Our meta-analysis was limited by the number of articles providing enough data to calculate TP, FN, TN, and FP across all participants. In this review, many of these values were estimated based on the reported number of participants, number of test items, and percentage of malignant and benign lesions diagnosed correctly. However, some participants may have submitted incomplete assessments with missing answers, so TP, FN, TN, and FP may be slightly overestimated for some studies. In addition, this review only included articles published in the English language and may have missed reports of educational interventions and/or diagnostic algorithms published in other languages. Relevant articles of interest may have also been inadvertently overlooked during the screening process.

Conclusions

While PCPs play an important role in skin cancer detection in underserved areas, they may require additional training to accurately diagnose and appropriately manage skin cancer. To determine the effectiveness of different training programs, it is important to evaluate participants’ diagnostic performance in terms of sensitivity and specificity. However, this review identified relatively few PCP-targeted skin cancer educational interventions reporting these clinically relevant outcomes.
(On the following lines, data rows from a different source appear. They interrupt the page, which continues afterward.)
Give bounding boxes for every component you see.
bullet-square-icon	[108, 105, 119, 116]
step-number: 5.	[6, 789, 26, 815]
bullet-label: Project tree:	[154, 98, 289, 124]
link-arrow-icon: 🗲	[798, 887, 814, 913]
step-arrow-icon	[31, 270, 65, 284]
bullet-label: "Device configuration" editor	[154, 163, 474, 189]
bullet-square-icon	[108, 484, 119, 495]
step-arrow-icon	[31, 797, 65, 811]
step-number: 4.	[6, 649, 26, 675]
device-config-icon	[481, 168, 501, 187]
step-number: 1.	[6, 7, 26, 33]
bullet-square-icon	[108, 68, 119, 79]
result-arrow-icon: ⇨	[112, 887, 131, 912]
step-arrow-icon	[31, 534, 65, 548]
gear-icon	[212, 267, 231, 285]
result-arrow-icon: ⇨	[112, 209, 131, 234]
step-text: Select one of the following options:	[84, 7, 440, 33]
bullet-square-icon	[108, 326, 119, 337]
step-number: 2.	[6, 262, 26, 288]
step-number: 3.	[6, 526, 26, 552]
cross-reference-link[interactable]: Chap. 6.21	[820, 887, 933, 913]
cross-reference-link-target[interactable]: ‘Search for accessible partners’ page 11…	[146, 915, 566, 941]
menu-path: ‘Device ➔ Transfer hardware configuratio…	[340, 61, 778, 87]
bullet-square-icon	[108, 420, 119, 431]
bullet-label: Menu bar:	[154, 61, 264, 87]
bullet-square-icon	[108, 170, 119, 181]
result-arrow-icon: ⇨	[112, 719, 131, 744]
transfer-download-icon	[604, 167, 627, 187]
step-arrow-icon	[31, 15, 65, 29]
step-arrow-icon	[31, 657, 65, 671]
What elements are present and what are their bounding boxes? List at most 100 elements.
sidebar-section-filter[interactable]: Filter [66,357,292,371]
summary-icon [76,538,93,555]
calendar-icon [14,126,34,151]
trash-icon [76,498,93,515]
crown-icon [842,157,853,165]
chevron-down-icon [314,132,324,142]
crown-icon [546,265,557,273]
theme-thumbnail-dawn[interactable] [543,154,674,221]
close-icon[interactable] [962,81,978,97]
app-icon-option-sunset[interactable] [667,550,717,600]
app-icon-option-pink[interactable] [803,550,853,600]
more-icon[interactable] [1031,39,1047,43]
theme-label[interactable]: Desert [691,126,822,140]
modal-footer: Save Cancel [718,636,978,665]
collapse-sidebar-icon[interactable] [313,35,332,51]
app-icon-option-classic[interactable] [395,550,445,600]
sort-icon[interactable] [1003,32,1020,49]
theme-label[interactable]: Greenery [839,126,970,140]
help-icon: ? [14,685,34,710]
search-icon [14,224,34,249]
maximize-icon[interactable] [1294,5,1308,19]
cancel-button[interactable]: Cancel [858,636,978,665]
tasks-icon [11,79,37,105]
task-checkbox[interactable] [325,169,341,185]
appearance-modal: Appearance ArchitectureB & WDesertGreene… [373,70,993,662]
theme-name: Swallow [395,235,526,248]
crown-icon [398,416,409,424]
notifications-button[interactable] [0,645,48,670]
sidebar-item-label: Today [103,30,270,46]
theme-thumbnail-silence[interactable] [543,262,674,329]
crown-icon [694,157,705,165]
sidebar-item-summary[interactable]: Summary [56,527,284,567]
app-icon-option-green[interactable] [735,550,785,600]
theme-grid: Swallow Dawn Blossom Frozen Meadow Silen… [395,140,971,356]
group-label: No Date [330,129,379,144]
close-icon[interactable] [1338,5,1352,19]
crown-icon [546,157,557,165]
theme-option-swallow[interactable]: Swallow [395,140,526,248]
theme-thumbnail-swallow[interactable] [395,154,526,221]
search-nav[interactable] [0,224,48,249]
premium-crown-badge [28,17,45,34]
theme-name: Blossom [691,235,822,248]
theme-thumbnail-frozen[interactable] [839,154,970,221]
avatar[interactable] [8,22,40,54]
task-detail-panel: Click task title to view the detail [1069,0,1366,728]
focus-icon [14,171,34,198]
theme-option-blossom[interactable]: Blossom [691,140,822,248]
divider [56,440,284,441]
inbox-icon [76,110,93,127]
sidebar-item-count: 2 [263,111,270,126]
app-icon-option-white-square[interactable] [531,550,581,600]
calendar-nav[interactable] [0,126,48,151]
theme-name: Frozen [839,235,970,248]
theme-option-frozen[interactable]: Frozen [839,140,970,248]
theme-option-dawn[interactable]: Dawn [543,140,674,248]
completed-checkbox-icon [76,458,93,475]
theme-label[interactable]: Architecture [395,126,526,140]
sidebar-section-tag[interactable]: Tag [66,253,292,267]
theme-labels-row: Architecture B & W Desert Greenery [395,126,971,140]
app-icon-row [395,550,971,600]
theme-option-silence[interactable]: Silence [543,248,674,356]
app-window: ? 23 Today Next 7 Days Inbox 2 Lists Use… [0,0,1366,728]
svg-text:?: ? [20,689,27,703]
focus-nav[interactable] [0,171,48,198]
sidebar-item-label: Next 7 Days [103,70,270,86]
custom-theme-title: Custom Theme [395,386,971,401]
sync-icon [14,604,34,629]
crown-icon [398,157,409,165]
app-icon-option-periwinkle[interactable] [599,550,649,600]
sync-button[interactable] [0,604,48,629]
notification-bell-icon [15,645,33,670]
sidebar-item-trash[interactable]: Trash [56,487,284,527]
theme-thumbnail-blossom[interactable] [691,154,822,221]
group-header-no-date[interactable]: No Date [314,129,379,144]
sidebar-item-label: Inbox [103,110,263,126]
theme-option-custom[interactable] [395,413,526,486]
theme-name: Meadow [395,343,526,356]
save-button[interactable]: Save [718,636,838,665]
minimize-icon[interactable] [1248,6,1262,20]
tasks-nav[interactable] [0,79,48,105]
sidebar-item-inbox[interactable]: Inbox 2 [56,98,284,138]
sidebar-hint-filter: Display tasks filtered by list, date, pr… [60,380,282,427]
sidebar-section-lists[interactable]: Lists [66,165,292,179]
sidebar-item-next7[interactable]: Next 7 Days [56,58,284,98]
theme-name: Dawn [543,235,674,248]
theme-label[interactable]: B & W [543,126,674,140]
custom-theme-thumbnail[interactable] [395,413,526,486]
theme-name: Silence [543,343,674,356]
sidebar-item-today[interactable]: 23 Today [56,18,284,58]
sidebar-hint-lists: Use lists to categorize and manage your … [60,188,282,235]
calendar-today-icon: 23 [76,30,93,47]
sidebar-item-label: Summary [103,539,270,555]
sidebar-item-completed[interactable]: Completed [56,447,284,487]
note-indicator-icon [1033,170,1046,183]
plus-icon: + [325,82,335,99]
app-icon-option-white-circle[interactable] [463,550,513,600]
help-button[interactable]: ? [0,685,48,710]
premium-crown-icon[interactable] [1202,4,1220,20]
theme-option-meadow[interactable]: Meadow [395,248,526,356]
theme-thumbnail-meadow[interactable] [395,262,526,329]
To support further rigorous investigations of cancer detection education for PCPs, future studies should utilize validated instruments with a sufficient number of test items and segregate outcomes data between PCPs and non-PCPs. Among the training programs evaluated in this review, those that implemented TADA were found to demonstrate high sensitivity and specificity for skin cancer among PCP participants.